Une étude récente menée par des chercheurs de Virginia Tech et de l'université de Virginie remet en question l'idée selon laquelle la course à pied serait le meilleur sport pour contrôler la glycémie. Publiée dans le Journal of Sport and Health Science, cette étude comparative entre entraînement de résistance et entraînement d'endurance révèle des résultats inattendus.
Ce qu'il faut retenir
- Une étude scientifique comparant la musculation et la course à pied a été publiée récemment.
- Les chercheurs ont mis en place un modèle murin d'haltérophilie pour étudier l'impact sur la glycémie.
- L'entraînement de résistance semble offrir des bienfaits antidiabétiques supérieurs à la course à pied.
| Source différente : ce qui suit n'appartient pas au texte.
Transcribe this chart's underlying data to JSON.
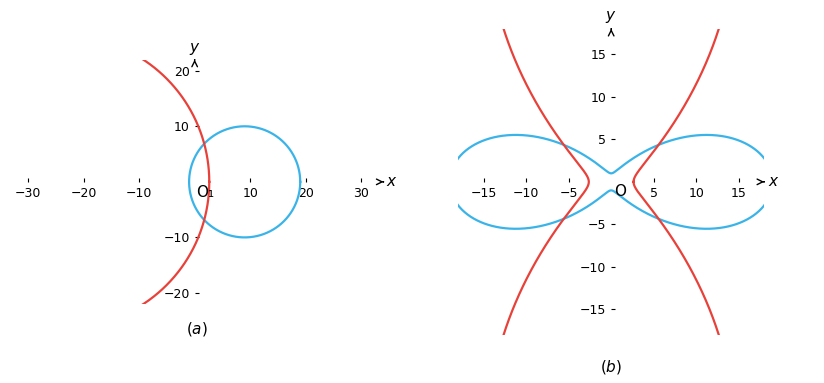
{
  "p": 50,
  "a4": 10,
  "e": 9,
  "cam_color": "#e8413a",
  "circle_color": "#3ab4e8",
  "linewidth": 1.6,
  "fig_width": 8.24,
  "fig_height": 3.83,
  "subplot_a": {
    "xlim": [
      -33,
      34
    ],
    "ylim": [
      -22,
      22
    ],
    "xticks": [
      -30,
      -20,
      -10,
      10,
      20,
      30
    ],
    "yticks": [
      -20,
      -10,
      10,
      20
    ],
    "origin_label": "O₁"
  },
  "subplot_b": {
    "xlim": [
      -18,
      18
    ],
    "ylim": [
      -18,
      18
    ],
    "xticks": [
      -15,
      -10,
      -5,
      5,
      10,
      15
    ],
    "yticks": [
      -15,
      -10,
      -5,
      5,
      10,
      15
    ],
    "origin_label": "O"
  }
}
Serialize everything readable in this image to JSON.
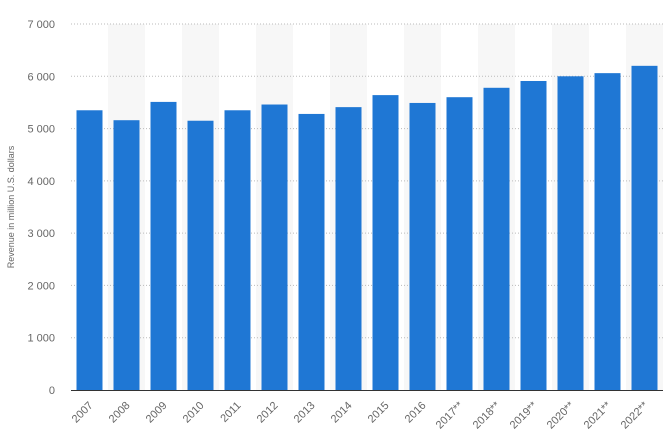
{
  "chart_data": {
    "type": "bar",
    "categories": [
      "2007",
      "2008",
      "2009",
      "2010",
      "2011",
      "2012",
      "2013",
      "2014",
      "2015",
      "2016",
      "2017**",
      "2018**",
      "2019**",
      "2020**",
      "2021**",
      "2022**"
    ],
    "series": [
      {
        "values": [
          5350,
          5160,
          5510,
          5150,
          5350,
          5460,
          5280,
          5410,
          5640,
          5490,
          5600,
          5780,
          5910,
          6000,
          6060,
          6200
        ],
        "color": "#1f77d4"
      }
    ],
    "xlabel": "",
    "ylabel": "Revenue in million U.S. dollars",
    "ylim": [
      0,
      7000
    ],
    "yticks": [
      0,
      1000,
      2000,
      3000,
      4000,
      5000,
      6000,
      7000
    ],
    "ytick_labels": [
      "0",
      "1 000",
      "2 000",
      "3 000",
      "4 000",
      "5 000",
      "6 000",
      "7 000"
    ],
    "grid": true,
    "grid_style": "dotted",
    "alternating_bands": true,
    "band_color": "#f7f7f7",
    "axis_color": "#333333"
  }
}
Un modèle animal inédit pour étudier la régulation de la glycémie
Pour mener leurs recherches, les scientifiques ont mis au point un modèle murin d'haltérophilie novateur. Plutôt que de demander à des souris de soulever des poids, ils ont créé un environnement où les rongeurs devaient soulever un couvercle lesté pour accéder à leur nourriture. Ce dispositif reproduisait de manière précise un entraînement de force humain, permettant ainsi d'étudier les effets sur la glycémie.
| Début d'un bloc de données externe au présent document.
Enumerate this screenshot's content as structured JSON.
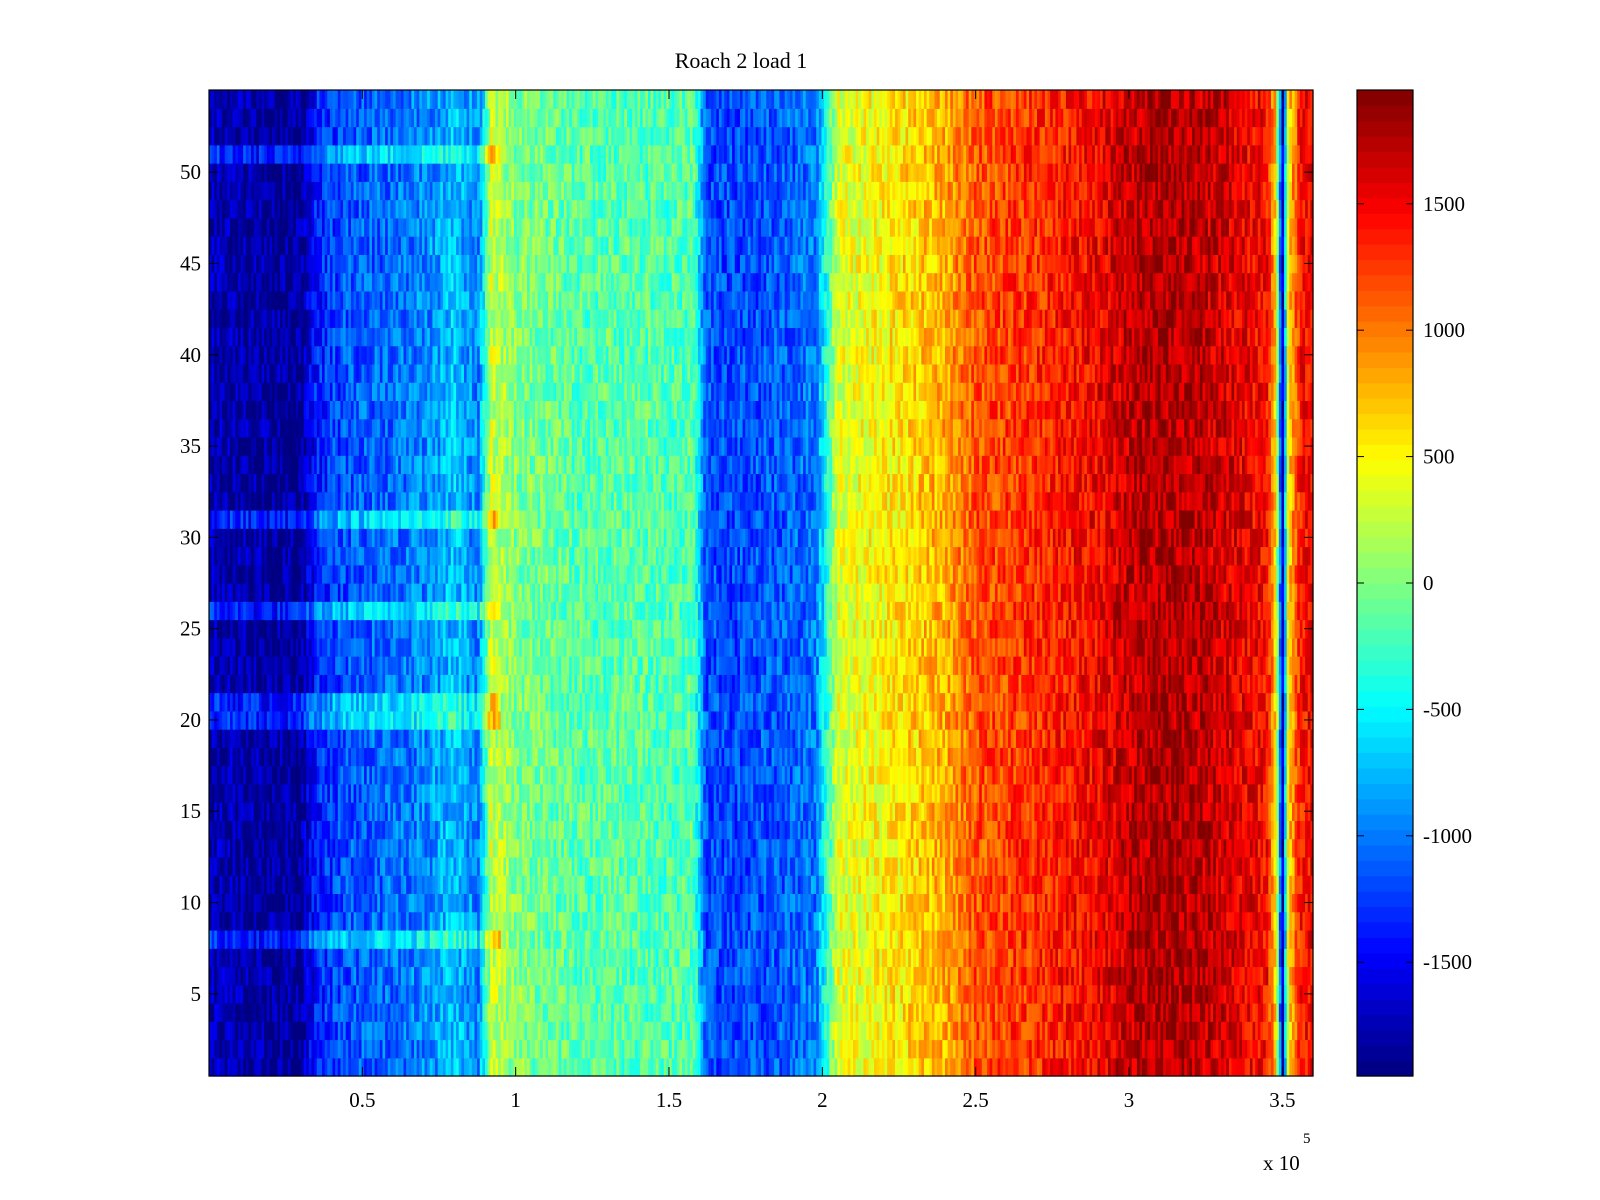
{
  "chart_data": {
    "type": "heatmap",
    "title": "Roach 2 load 1",
    "xlabel": "",
    "ylabel": "",
    "x_multiplier_label": "x 10",
    "x_multiplier_exponent": "5",
    "xlim": [
      0,
      360000
    ],
    "ylim": [
      0.5,
      54.5
    ],
    "x_ticks": [
      50000,
      100000,
      150000,
      200000,
      250000,
      300000,
      350000
    ],
    "x_tick_labels": [
      "0.5",
      "1",
      "1.5",
      "2",
      "2.5",
      "3",
      "3.5"
    ],
    "y_ticks": [
      5,
      10,
      15,
      20,
      25,
      30,
      35,
      40,
      45,
      50
    ],
    "y_tick_labels": [
      "5",
      "10",
      "15",
      "20",
      "25",
      "30",
      "35",
      "40",
      "45",
      "50"
    ],
    "rows": 54,
    "colormap": "jet",
    "clim": [
      -1950,
      1950
    ],
    "colorbar": {
      "ticks": [
        -1500,
        -1000,
        -500,
        0,
        500,
        1000,
        1500
      ],
      "tick_labels": [
        "-1500",
        "-1000",
        "-500",
        "0",
        "500",
        "1000",
        "1500"
      ]
    },
    "column_profile": {
      "x": [
        0,
        10000,
        20000,
        30000,
        35000,
        45000,
        60000,
        70000,
        75000,
        80000,
        85000,
        88000,
        92000,
        100000,
        120000,
        140000,
        150000,
        158000,
        162000,
        170000,
        190000,
        198000,
        205000,
        220000,
        240000,
        250000,
        270000,
        290000,
        300000,
        310000,
        320000,
        330000,
        340000,
        345000,
        348000,
        350000,
        352000,
        356000,
        360000
      ],
      "values": [
        -1750,
        -1800,
        -1850,
        -1850,
        -1350,
        -1150,
        -1050,
        -950,
        -850,
        -700,
        -900,
        -950,
        300,
        0,
        -150,
        -150,
        -200,
        -150,
        -1150,
        -1200,
        -1100,
        -1000,
        350,
        500,
        800,
        1150,
        1300,
        1500,
        1700,
        1800,
        1750,
        1650,
        1500,
        1450,
        600,
        -1850,
        600,
        1400,
        1500
      ]
    },
    "row_bands": [
      {
        "rows": [
          8,
          8
        ],
        "effect": "bright"
      },
      {
        "rows": [
          20,
          21
        ],
        "effect": "bright"
      },
      {
        "rows": [
          26,
          26
        ],
        "effect": "bright"
      },
      {
        "rows": [
          31,
          31
        ],
        "effect": "bright"
      },
      {
        "rows": [
          51,
          51
        ],
        "effect": "bright"
      }
    ],
    "noise_amplitude": 300
  }
}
La musculation plus efficace pour réguler la glycémie
Après huit semaines d'expérimentation, les chercheurs ont constaté que tant la musculation que la course à pied avaient des effets positifs sur la réduction de la graisse abdominale, l'amélioration de la sensibilité à l'insuline et la régulation de la glycémie. Cependant, l'entraînement de résistance s'est révélé plus efficace dans l'activation des voies de signalisation de l'insuline dans les muscles squelettiques.
Selon Chen Yan, chercheur à Virginia Tech, la musculation offre des bienfaits antidiabétiques au moins aussi importants, voire supérieurs à ceux de la course à pied. Cette supériorité s'explique par une meilleure activation des voies de signalisation de l'insuline.
Perspectives thérapeutiques et recommandations
Ces résultats ouvrent des perspectives prometteuses pour le traitement du diabète de type 2. Les mécanismes moléculaires identifiés pourraient inspirer de nouvelles approches thérapeutiques. Bien que l'étude repose sur un modèle animal, elle souligne l'importance de l'activité physique dans la gestion de la glycémie. Les recommandations actuelles encouragent la combinaison d'exercices de musculation et de course à pied pour les personnes diabétiques ou à risque.